2 Working with Dijkstra’s algorithm

2.1 Dijkstra’s algorithm’s basic steps

基于找到两点间最省时的例子，Dijkstra 算法遵循的几个（循环）基本步骤是：

每个node的节点值指的是从起点node到达这个node所历经的所有edges的weight的总和，而起点node到达某node的路径可能有很多条，那么可能的weight就有很多个。

找到最目前最省时的node,如果是刚开始时就是源节点，可以把此时的weight视作0
找到当前node的所有neighbors, 用当前最省时node的weight分别加上到达其各个neighbor的的weight值。然后比对更新
- 如果某个neighbor还没有weight值，那么就把算出来的值作为他的weight保留
- 如果某个neighbor已经有了weight值
  - 如果算出来新的weight比原有的小，就取代之
  - 否则仍然保留原来的weight
排除刚刚作为源节点的node, 留下剩余节点，重复上面的过程，先找到weight最低的node，然后计算，更新，直至所有node都被作为当前最低weight的node处理过之后
计算最终结果

2.2 Meeting cycles and negative weights

关于cycle

之前提到 Dijkstra’s algorithm 无法处理graph中存在cycle的情况。这是一个错误陈述。

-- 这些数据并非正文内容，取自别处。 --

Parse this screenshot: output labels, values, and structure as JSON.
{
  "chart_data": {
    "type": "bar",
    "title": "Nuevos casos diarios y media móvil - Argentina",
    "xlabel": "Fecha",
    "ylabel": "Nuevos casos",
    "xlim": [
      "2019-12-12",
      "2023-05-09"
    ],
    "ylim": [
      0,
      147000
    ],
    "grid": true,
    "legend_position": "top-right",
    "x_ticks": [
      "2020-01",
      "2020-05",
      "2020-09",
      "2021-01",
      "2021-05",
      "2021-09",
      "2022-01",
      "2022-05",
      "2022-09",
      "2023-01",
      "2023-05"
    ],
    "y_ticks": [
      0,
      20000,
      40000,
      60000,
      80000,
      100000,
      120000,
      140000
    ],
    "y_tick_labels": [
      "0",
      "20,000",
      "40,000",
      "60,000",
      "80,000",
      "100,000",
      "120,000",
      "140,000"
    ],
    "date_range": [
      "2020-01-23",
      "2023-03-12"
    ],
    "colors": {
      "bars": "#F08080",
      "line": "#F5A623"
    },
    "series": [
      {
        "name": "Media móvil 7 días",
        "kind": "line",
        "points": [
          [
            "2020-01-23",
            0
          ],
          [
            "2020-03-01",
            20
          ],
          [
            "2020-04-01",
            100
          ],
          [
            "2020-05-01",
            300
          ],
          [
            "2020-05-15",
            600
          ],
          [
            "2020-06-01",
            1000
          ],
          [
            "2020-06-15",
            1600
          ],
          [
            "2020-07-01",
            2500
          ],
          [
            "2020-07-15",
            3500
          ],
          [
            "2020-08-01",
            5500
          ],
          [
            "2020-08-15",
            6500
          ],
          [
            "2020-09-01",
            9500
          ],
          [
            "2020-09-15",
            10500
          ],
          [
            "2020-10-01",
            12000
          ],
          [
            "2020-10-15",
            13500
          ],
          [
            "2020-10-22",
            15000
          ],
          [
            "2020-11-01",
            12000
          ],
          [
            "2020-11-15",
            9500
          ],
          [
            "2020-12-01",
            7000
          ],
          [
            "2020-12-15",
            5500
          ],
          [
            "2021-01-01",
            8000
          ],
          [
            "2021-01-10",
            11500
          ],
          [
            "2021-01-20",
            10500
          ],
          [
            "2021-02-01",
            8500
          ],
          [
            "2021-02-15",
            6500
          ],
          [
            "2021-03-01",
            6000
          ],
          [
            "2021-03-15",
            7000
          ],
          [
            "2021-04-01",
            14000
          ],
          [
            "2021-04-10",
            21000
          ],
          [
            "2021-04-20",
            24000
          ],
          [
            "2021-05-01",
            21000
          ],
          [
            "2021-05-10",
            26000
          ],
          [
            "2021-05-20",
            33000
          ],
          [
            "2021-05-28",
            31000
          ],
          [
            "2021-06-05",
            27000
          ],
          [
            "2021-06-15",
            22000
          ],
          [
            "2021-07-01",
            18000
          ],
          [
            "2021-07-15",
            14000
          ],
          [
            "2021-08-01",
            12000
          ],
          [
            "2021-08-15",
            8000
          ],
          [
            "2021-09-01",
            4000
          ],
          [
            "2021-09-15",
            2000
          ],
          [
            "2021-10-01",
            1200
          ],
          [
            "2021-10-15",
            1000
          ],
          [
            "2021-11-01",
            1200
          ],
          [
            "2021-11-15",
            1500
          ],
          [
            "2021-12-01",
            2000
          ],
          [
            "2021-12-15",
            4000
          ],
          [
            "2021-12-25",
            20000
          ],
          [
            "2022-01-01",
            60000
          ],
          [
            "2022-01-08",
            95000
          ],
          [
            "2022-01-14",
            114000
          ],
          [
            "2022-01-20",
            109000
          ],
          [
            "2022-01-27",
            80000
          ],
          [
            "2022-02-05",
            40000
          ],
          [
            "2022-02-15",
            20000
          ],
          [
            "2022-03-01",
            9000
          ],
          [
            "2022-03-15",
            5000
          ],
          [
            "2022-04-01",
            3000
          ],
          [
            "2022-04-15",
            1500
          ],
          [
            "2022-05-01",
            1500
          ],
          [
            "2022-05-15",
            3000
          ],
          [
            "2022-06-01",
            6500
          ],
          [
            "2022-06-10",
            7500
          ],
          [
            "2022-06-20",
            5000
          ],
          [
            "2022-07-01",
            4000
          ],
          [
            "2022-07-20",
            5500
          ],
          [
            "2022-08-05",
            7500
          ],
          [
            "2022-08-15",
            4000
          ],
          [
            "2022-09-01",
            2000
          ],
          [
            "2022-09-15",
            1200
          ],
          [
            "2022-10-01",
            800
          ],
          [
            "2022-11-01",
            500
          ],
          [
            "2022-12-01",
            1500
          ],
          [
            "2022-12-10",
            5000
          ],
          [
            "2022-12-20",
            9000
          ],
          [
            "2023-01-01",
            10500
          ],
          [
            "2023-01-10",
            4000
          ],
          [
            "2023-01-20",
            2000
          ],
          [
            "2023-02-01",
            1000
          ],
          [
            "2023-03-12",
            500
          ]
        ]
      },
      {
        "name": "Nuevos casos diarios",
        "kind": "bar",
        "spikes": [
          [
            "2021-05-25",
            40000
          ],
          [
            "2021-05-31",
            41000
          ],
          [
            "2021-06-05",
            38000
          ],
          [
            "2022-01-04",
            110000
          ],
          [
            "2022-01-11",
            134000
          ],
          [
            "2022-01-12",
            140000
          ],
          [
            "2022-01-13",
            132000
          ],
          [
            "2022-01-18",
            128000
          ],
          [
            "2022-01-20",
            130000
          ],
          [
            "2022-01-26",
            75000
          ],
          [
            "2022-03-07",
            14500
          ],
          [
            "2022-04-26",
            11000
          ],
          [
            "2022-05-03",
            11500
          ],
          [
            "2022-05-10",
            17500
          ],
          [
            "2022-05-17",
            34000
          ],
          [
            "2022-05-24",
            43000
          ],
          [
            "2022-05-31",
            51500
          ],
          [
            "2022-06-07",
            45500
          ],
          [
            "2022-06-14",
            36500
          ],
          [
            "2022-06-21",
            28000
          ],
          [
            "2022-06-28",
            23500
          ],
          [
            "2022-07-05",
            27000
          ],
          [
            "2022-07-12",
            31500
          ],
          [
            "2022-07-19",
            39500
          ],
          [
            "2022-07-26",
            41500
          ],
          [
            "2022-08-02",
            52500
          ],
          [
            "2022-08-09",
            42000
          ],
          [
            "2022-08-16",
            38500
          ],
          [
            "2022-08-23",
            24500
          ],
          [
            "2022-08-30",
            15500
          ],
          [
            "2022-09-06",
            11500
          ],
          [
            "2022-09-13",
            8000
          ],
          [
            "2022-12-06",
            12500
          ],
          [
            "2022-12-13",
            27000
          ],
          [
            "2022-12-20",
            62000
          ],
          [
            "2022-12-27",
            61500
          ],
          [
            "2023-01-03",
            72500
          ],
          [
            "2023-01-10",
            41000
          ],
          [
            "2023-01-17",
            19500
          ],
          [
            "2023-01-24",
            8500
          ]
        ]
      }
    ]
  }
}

https://stackoverflow.com/questions/43394847/dijkstras-algorithm-and-cycles

如果使用一个array来逐步记录已经作为中心节点处理过的 nodes, 那么不仅edge全是正数的cycle，连某些带负数的cycle也可以处理。

关于negative weight

而关于negative weight, 某些情况下下dijkstra’s algorithm可以处理，有些则不能。下面这些回答中包含两种情况，问题中包含的情况，negative weight 没有影响到最后结果的正确性，而回答中给出了一个会影响结果的例子。

Negative weights using Dijkstra’s Algorithm

https://stackoverflow.com/questions/6799172/negative-weights-using-dijkstras-algorithm?rq=1

https://stackoverflow.com/questions/13159337/why-doesnt-dijkstras-algorithm-work-for-negative-weight-edges

但cycle和negative weight的情况相对特殊，下面讨论都以排除这两种情况为前提。

2.3 Trading for a piano

书上给出的例子：

Rama is trying to trade a music book for a piano.

“I’ll give you this poster for your book,” says Alex. “It’s a poster of my favorite band, Destroyer. Or I’ll give you this rare LP of Rick Astley for your book and $5 more.” “Ooh, I’ve heard that LP has a really great song,” says Amy. “I’ll trade you my guitar or drum set for the poster or the LP.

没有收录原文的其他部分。